“Sometimes good things fall apart so better things can fall together.”
Before moving to Santa Monica in 2011, I spent almost ten years living on the east coast, and six of those years were in New York City. All of those years were with my husband, Sean, and the one thing he always said to me was something like: “You just never seem content with what you have going on now. What is it that you keep searching for?” Part of that feeling, I knew, was just from the ambitious and competitive energy of NYC, but I also knew that it was something more than that, and I never (at that time) had the answer. I absolutely knew Sean was right – that there was something missing from my life. I assumed it was some sort of “dream job.” I couldn’t even really put my finger on exactly what I was feeling, or what triggered it, but I do know “that feeling” became stronger as I got older (as my “clock started ticking”).
So you probably have guessed where I’m going with this . . . I know now that “missing piece” was motherhood. It’s ironic too because I actually held off on pregnancy longer than I thought I would because I kept taking on new jobs or projects, thinking they were the missing piece – but none of them ever seemed to fill that void. From the moment I held my first born, Landon, in my arms, that “search” was completed. The ache in my heart, for something better or more important, was gone.
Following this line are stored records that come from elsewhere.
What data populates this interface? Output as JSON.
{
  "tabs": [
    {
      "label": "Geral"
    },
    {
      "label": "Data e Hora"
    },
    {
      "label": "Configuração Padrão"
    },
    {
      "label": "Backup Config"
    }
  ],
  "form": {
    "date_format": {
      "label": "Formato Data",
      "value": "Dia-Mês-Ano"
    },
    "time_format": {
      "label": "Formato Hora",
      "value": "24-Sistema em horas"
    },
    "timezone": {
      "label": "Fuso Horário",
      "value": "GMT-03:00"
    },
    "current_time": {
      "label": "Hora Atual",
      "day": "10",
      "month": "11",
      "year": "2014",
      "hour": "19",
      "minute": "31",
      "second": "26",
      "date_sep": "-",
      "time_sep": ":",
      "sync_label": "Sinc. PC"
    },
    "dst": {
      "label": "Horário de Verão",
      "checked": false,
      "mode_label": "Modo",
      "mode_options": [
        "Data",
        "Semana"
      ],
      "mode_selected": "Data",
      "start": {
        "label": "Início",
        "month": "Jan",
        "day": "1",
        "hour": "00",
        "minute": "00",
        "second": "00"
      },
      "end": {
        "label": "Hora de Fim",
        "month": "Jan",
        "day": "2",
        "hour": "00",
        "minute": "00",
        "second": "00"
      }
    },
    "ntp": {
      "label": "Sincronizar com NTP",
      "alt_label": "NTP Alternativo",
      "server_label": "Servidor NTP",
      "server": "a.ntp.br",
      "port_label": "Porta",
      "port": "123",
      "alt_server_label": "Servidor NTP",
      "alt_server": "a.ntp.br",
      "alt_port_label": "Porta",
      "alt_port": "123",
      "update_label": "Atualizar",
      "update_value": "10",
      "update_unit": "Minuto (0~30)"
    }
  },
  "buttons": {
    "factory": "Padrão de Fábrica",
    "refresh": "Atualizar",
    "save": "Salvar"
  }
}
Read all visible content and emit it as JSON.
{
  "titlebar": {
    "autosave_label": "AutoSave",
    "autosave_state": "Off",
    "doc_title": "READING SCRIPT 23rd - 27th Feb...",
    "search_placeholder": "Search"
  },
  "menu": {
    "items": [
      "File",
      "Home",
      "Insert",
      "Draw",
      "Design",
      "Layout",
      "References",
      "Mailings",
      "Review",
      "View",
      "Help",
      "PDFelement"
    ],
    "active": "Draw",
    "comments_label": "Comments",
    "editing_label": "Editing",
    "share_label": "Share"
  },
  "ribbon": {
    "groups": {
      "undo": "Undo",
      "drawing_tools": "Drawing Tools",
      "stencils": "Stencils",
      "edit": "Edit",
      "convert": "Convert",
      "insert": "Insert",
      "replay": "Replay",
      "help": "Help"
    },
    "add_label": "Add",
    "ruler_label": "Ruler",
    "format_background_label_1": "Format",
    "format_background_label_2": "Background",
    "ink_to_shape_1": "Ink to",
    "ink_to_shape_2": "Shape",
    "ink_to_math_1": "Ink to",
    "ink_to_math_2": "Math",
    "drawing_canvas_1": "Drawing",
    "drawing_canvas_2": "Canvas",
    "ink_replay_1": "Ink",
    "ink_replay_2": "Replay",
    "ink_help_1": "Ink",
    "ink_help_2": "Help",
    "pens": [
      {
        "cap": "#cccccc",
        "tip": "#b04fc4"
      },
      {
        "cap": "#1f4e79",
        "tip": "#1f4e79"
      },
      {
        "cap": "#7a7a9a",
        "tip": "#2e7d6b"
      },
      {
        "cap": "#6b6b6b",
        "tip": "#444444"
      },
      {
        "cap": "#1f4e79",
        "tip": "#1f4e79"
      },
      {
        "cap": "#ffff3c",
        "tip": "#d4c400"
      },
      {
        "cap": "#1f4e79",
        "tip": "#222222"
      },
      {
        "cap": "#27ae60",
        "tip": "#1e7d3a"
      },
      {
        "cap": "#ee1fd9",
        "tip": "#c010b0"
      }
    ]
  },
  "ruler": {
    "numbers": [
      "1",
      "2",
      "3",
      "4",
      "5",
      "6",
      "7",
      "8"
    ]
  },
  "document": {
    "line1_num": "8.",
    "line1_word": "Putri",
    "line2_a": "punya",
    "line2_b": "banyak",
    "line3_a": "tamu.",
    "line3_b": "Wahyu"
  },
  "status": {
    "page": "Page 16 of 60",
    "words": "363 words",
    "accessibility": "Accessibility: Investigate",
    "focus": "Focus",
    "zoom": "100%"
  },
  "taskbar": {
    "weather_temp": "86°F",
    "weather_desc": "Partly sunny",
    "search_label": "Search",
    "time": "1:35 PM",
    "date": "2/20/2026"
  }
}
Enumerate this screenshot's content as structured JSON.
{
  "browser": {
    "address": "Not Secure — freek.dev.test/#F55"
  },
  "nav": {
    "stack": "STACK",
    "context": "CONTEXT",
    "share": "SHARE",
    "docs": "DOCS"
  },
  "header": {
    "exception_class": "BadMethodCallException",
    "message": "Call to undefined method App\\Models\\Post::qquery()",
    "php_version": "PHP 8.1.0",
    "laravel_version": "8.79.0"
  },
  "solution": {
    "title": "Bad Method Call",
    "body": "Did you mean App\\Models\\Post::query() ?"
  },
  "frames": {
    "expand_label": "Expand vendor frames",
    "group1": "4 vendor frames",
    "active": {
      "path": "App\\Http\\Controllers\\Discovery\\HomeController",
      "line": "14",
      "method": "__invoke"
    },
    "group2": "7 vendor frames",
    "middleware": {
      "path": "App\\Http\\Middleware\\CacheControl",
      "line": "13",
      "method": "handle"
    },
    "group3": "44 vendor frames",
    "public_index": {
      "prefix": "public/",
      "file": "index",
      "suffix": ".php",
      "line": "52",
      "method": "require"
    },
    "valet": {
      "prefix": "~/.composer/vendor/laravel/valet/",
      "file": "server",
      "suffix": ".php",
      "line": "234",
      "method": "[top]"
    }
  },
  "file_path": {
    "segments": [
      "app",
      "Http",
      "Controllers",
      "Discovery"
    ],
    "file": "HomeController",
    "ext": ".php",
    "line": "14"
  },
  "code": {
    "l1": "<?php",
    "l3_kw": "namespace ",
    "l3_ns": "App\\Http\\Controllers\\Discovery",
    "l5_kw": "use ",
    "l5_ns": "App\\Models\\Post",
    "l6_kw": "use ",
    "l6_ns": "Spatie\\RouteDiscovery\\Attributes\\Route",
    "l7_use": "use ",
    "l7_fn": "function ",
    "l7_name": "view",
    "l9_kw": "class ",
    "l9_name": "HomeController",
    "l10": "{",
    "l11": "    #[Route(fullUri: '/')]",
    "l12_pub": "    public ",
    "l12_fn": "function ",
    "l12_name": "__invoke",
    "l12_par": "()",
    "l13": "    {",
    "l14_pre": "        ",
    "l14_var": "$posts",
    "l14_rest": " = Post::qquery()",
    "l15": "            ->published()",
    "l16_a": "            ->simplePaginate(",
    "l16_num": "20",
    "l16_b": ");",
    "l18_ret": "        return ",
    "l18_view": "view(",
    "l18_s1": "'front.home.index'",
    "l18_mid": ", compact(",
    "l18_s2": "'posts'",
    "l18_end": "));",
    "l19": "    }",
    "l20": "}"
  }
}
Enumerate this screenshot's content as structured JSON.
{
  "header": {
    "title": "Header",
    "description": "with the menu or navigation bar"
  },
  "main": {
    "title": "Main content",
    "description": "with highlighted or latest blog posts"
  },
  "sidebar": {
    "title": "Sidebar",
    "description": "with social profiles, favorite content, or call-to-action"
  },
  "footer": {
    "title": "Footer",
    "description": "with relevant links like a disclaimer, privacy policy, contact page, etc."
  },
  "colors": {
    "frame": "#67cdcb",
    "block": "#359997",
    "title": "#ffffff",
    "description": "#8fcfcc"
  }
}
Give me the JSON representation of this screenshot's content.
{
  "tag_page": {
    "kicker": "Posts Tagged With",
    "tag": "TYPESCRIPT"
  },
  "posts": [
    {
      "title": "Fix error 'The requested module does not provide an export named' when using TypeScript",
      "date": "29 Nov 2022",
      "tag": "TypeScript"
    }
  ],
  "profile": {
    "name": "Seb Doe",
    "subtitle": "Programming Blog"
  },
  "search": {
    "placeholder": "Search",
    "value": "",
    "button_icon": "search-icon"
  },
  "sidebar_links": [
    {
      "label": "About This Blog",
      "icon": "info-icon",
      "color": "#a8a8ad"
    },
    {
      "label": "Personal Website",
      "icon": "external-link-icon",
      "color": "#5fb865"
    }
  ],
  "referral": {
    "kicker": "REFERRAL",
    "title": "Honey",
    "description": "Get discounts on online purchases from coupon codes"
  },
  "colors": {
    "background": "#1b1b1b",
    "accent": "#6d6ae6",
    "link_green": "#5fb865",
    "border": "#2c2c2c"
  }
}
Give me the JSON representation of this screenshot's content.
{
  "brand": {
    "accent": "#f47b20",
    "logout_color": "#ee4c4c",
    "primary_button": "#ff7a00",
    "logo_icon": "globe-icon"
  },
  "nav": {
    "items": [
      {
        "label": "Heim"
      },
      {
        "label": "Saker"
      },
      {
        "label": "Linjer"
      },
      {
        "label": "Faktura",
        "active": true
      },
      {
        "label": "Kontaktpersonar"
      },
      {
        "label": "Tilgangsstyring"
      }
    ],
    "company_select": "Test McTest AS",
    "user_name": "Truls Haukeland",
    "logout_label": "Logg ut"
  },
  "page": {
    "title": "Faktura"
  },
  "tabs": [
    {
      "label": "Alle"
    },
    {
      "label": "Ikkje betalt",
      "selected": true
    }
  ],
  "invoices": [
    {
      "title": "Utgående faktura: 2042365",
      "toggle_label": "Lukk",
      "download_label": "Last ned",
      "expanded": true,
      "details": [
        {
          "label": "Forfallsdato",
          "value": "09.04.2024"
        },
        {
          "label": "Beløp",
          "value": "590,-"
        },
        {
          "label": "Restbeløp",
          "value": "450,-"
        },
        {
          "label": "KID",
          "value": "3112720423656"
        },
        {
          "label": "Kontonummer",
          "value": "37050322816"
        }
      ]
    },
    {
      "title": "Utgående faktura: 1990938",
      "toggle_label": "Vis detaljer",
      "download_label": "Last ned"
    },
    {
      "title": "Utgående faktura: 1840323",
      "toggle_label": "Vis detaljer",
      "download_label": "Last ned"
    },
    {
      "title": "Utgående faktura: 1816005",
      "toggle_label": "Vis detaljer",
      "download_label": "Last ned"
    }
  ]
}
If only I had known . . . I would have told my younger self, “Don’t worry. Just enjoy the moments. Something greater than you can imagine is coming. I’ll be worth the wait.”
These “better things,” that Marilyn speaks of, are where you least suspect them. I don’t consider myself a “baby person.” Babies have never really been my thing. I didn’t babysit as a teen, and even when my friends had babies, I was never really into them. Needless to say, I was a little nervous about whether I’d actually like having one of my own. Again, all that changed with Landon and Liam just added to it. I may not be a “baby person,” but I am a “Landon & Liam person.”
Now I’m not saying that becoming a mother made me stop exploring my career goals, but I will say that it put a lot of it in perspective and definitely changed my priorities. And yes, maybe I ended up letting some “good things fall apart,” but for sure I’ve had “better things fall together,” and for me that is enough . . . for now.